Bien qu’il soit difficile de déterminer quelle forme aurait pris le projet de loi s’il avait passé toutes les étapes au Parlement, rien dans son contenu ne justifiait qu’on le mette au rancart. C’est en fait une motion de clôture (souvent appelée « guillotine » au Royaume-Uni) qui a signé l’arrêt de mort du projet de loi. Le gouvernement craignait que, sans échéancier défini, les opposants au projet de loi ne fassent systématiquement obstruction au processus jusqu’à ce que le temps alloué à l’étude soit épuisé. Devant l’exigence de contrôler de près l’utilisation du temps de débats, particulièrement à cause de la priorité à accorder aux questions d’ordre économique et financier, il était nécessaire de présenter une motion de clôture. D’une certaine manière, le projet de loi était une nouvelle version de celui présenté par le gouvernement du Parti travailliste précédent et il était appuyé par la majorité des députés de ce parti, mais, ironiquement, c’est le Parti travailliste qui est en partie responsable de sa mort. Les députés travaillistes ne voulaient pas d’un échéancier qui limiterait les débats sur une question constitutionnelle de fond. Mais, tout compte fait, je crois que le projet de loi a été retiré parce que, malgré l’entente de coalition, un trop grand nombre de députés du Parti conservateur ne comptaient pas respecter leurs engagements. La preuve : 91 députés conservateurs d’arrière-ban, dont moi, se sont rebellés.

Contexte

Pour se faire une idée claire du contexte entourant la question de la réforme, il faut se pencher sur l’histoire des réformes elles-mêmes, couronnées de succès ou non. Plutôt que de revoir des siècles et des siècles d’histoire, il est peut-être plus pertinent de commencer au début du XXe siècle.

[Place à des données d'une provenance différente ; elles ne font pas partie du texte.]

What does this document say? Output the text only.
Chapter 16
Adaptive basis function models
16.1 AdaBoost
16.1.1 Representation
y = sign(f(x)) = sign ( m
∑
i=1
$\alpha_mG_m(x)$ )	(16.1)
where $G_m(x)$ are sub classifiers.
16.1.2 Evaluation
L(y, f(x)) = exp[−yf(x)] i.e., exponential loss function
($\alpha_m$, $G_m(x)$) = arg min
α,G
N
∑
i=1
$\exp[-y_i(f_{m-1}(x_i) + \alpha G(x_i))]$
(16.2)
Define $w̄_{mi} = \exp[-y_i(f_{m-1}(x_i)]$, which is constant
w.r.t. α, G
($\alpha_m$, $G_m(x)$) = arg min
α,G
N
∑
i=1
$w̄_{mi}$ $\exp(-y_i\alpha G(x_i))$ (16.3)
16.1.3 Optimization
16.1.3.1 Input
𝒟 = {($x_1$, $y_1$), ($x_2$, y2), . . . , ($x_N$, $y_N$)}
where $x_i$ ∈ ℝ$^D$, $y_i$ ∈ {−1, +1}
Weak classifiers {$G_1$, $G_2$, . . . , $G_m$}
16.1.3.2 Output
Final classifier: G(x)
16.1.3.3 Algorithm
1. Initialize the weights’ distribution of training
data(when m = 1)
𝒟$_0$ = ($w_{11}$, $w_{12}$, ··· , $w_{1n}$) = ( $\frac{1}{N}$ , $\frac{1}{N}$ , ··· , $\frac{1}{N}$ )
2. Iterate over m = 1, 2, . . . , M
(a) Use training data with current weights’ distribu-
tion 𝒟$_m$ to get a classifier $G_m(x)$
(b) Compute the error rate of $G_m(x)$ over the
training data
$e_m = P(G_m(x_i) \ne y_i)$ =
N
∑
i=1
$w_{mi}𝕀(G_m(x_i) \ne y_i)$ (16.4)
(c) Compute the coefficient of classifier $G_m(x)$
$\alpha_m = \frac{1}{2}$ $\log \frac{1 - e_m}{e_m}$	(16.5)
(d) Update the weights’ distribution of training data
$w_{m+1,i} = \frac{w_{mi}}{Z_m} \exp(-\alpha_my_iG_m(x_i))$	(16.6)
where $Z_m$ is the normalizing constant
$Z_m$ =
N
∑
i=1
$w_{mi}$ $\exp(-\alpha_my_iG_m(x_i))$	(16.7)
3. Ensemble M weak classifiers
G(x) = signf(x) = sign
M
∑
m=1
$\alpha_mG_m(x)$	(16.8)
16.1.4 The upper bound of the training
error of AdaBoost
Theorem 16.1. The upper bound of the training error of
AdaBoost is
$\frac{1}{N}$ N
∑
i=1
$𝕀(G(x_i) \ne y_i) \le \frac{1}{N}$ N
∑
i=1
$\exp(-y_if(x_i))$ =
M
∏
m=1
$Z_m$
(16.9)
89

En 1906, le Parti libéral a remporté une victoire électorale marquante. Il a fait campagne sur la création d’un nouvel État providence et proposé un train de réformes impressionnant. David Lloyd George, chancelier de l’Échiquier à l’époque, souhaitait financer ces réformes au moyen d’impôts, mesure mal vue des aristocrates qui, à titre de propriétaires fonciers, auraient été les plus touchés. Comme les aristocrates représentaient la majorité de la Chambre des lords, le projet allait rencontrer une vive opposition au Parlement. Comme on pouvait s’y attendre, le « budget du peuple » a été défait à la Chambre des lords. Piqué à vif, le gouvernement a déclenché des élections, les a remportées et a forcé l’adoption de son budget. Le gouvernement et la Chambre des communes n’étaient toutefois pas prêts à tolérer quelque contestation de leur autorité démocratique par, dans les mots de Lloyd George, « 500 hommes sélectionnés au hasard parmi les rangs des chômeurs7 ». C’est pourquoi le premier ministre Henry Herbert Asquith a présenté un projet de loi modifiant le pouvoir des lords d’amender les projets de loi de finances et d’y opposer leur veto. Considéré par certaines personnes à l’époque comme le geste le plus scandaleux jamais vu au Parlement, le Parliament Act 1911 a été adopté. Lorsqu’il a été complété par le Parliament Act 1949, la Chambre des lords s’est retrouvée sans pouvoir de veto, sa seule option étant désormais de retarder l’adoption des projets de loi (veto suspensif). Ces lois ne devaient être que temporaires, mais on y a encore recours aujourd’hui, la dernière fois en 2004 pour le projet de loi sur la chasse. Le processus enclenché en 1911 se serait peut-être poursuivi, n’eussent été les deux guerres mondiales, la Crise de 1929, la guerre froide et une foule d’autres bouleversements.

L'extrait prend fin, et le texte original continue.